In order to configure an FPGA, typically a so-called bitstream is needed. In case of the Amazon F1 platform, an Amazon FPGA Image (AFI) must be generated. In both cases, the process starts with a block design. This block design is generated using the TaPaSCo tool flow, which automatically generates system-on-chip (SoC) designs. Then, the design is synthesized and implemented, which are very computing intensive tasks. For large devices, like the Xilinx UltraScale+ VU9P FPGA on the F1 platform, this results in run times of many hours even on high-end hardware. Whether the design actually works is only known after the implementation is finished. In case of a failure, the whole process is repeated with modified parameters. Usually, the clock frequency is reduced. TaPaSCo can automate this task using the DSE. TaPaSCo creates a set of configurations and implements all of them. As soon as a working implementation is found, the task is finished. Should all configurations result in an implementation failure, TaPaSCo generates a new set of configurations. Our research benefits from compute nodes with a moderate core count and with a high amount of memory. As some steps of synthesis and implementation cannot run multi-threaded, we restrict the core count for each implementation run (task) to one. At the same time, a single task can consume up to 32 GB of memory1. Thus, the MEM section of the HHLR is a perfect fit for running a DSE. Furthermore, we use the MPI nodes for benchmarks of the SPNs on CPUs.

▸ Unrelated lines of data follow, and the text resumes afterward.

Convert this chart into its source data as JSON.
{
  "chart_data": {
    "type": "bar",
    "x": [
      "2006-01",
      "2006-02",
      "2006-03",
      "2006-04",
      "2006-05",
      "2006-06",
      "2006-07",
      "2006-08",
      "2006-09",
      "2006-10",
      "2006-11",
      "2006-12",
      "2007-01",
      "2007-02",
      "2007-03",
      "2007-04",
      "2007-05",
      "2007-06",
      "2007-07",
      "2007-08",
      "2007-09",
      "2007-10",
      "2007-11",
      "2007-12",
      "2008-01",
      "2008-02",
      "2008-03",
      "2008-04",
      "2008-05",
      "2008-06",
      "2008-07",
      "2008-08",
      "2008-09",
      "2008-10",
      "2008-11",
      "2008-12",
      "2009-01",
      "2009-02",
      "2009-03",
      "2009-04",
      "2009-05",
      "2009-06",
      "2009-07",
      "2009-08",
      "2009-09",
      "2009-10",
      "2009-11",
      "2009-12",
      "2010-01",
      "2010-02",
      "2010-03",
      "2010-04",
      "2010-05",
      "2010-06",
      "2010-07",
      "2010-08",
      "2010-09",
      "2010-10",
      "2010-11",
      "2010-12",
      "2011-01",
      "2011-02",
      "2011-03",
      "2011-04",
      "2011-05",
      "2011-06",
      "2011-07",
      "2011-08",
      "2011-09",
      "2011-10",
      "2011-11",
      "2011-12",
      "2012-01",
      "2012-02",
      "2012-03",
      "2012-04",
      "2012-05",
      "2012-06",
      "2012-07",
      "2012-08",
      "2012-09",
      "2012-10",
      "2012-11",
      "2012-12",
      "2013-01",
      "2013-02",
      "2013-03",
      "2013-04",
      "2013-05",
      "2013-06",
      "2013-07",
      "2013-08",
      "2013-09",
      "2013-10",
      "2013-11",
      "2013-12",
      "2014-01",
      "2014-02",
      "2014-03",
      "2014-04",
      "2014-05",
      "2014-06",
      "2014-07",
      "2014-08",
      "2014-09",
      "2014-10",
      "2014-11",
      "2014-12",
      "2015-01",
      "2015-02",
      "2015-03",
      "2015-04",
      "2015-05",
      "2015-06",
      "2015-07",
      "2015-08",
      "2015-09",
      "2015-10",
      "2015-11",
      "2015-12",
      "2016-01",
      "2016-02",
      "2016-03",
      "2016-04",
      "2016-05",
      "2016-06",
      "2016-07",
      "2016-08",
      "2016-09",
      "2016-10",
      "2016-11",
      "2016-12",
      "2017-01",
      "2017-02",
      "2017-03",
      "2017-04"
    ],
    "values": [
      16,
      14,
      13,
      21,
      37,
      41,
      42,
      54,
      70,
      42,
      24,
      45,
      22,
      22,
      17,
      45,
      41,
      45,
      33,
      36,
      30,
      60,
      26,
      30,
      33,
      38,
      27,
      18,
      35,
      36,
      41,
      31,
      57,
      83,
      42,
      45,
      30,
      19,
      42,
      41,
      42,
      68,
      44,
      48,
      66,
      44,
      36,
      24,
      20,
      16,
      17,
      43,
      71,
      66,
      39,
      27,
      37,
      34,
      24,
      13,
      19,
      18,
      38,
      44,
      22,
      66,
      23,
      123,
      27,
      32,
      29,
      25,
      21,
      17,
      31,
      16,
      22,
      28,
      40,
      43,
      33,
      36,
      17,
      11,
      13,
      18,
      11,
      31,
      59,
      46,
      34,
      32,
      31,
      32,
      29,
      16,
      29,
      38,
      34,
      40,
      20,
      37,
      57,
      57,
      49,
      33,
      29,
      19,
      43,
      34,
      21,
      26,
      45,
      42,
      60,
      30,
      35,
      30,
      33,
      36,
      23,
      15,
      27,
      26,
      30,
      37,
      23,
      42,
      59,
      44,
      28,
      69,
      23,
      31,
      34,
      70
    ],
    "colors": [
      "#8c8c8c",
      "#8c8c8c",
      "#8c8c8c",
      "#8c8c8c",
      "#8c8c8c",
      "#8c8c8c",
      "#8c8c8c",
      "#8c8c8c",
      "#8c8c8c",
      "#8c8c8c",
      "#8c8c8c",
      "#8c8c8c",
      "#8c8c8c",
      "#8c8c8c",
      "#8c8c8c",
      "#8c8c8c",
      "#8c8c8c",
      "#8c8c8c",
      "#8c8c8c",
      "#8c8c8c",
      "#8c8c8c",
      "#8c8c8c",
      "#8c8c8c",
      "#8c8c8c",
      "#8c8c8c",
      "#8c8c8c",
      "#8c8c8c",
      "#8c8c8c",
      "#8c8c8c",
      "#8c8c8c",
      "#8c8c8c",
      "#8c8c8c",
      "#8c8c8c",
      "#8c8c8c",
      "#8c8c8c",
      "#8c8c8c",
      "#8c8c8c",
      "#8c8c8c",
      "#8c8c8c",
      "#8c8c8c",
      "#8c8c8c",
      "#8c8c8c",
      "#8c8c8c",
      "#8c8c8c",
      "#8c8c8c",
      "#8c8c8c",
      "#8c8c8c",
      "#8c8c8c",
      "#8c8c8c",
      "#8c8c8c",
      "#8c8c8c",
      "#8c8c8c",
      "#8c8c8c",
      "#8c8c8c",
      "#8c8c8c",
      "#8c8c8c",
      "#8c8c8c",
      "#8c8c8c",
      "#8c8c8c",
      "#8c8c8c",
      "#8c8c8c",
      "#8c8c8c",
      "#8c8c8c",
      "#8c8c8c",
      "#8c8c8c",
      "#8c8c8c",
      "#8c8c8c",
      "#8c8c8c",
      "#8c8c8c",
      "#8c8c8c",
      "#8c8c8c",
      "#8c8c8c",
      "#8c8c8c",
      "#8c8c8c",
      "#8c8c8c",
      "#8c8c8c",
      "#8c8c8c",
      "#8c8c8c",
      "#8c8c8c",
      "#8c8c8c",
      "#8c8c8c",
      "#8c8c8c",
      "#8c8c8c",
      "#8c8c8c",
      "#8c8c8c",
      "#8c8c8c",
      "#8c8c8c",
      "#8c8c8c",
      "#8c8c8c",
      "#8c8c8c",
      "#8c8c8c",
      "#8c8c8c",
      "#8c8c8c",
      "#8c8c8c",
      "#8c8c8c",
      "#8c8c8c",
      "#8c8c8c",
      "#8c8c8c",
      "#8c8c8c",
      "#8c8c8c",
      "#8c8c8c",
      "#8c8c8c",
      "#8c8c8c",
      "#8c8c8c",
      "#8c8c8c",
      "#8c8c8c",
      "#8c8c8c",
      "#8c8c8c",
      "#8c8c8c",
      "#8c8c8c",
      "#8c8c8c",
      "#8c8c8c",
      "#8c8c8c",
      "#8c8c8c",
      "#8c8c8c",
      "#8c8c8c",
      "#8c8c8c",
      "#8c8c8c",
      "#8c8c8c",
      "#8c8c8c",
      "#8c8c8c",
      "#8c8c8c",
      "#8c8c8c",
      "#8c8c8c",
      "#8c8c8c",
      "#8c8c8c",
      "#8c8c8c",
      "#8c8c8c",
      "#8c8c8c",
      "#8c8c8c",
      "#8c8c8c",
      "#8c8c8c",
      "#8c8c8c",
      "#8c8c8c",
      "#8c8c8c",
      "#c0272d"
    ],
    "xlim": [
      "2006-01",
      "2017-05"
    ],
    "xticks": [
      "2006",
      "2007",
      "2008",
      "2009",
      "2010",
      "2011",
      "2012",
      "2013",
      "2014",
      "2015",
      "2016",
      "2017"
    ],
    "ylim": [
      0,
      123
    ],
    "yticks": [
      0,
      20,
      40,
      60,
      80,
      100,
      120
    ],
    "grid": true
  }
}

Using the HHLR to run the DSE, we are able to find the optimal design clock frequency for a variable number of SPN cores and and memory channels. We obtain the optimal clock frequency for the following design variations:
- 1 SPN core, 1 memory channel: Least resource usage and thus highest operating frequency.
- Up to 4 SPN cores, 1 memory channel: Increased resource usage reduces operating frequency. Still, multiple cores computing in parallel might outweigh the reduced frequency. However, the single memory channel imposes a bottleneck.
- Up to 4 SPN cores, 4 memory channels: Additional memory channels reduce the operating frequency further. Nevertheless, the bottleneck of only having a single, shared memory channel is removed.
Using the results from the DSE, we obtain the maximum design frequency for each of the configurations listed above. Using this information, we benchmark all configurations and identify the best-performing configuration. As the results (Fig. 1) show, using multiple (up to 4) SPN cores (PEs) together with four memory channels shows the best performance. The second best configuration is pairing one PE with one memory channel. This configuration shows good performance because it achieves high design frequencies, due to comparably low resource usage. Using multiple PEs with a single memory channel is not a good choice, because concurrent access on a single link leads to congestion of the bus. That is, the PEs cannot get input data or write out results fast enough, effectively stalling the computation. In addition, we compare the FPGA-accelerated results on the F1 platform with CPU and GPU implementations. A 12-core Xeon CPU is outperformed by a factor of up to 1.9x and a Nvidia Tesla V100 graphics processing unit (GPU) is outperformed by a factor of up to 6.6x. We aim to continuously improve TaPaSCo and the generated designs. Optimizations may enable higher design frequencies or more efficient resource usage. However, this would require running a new DSE. Furthermore, we may look into benchmarking different use-cases on the Amazon F1 platform. In all cases, using the HHLR enables us to find the optimal design parameters.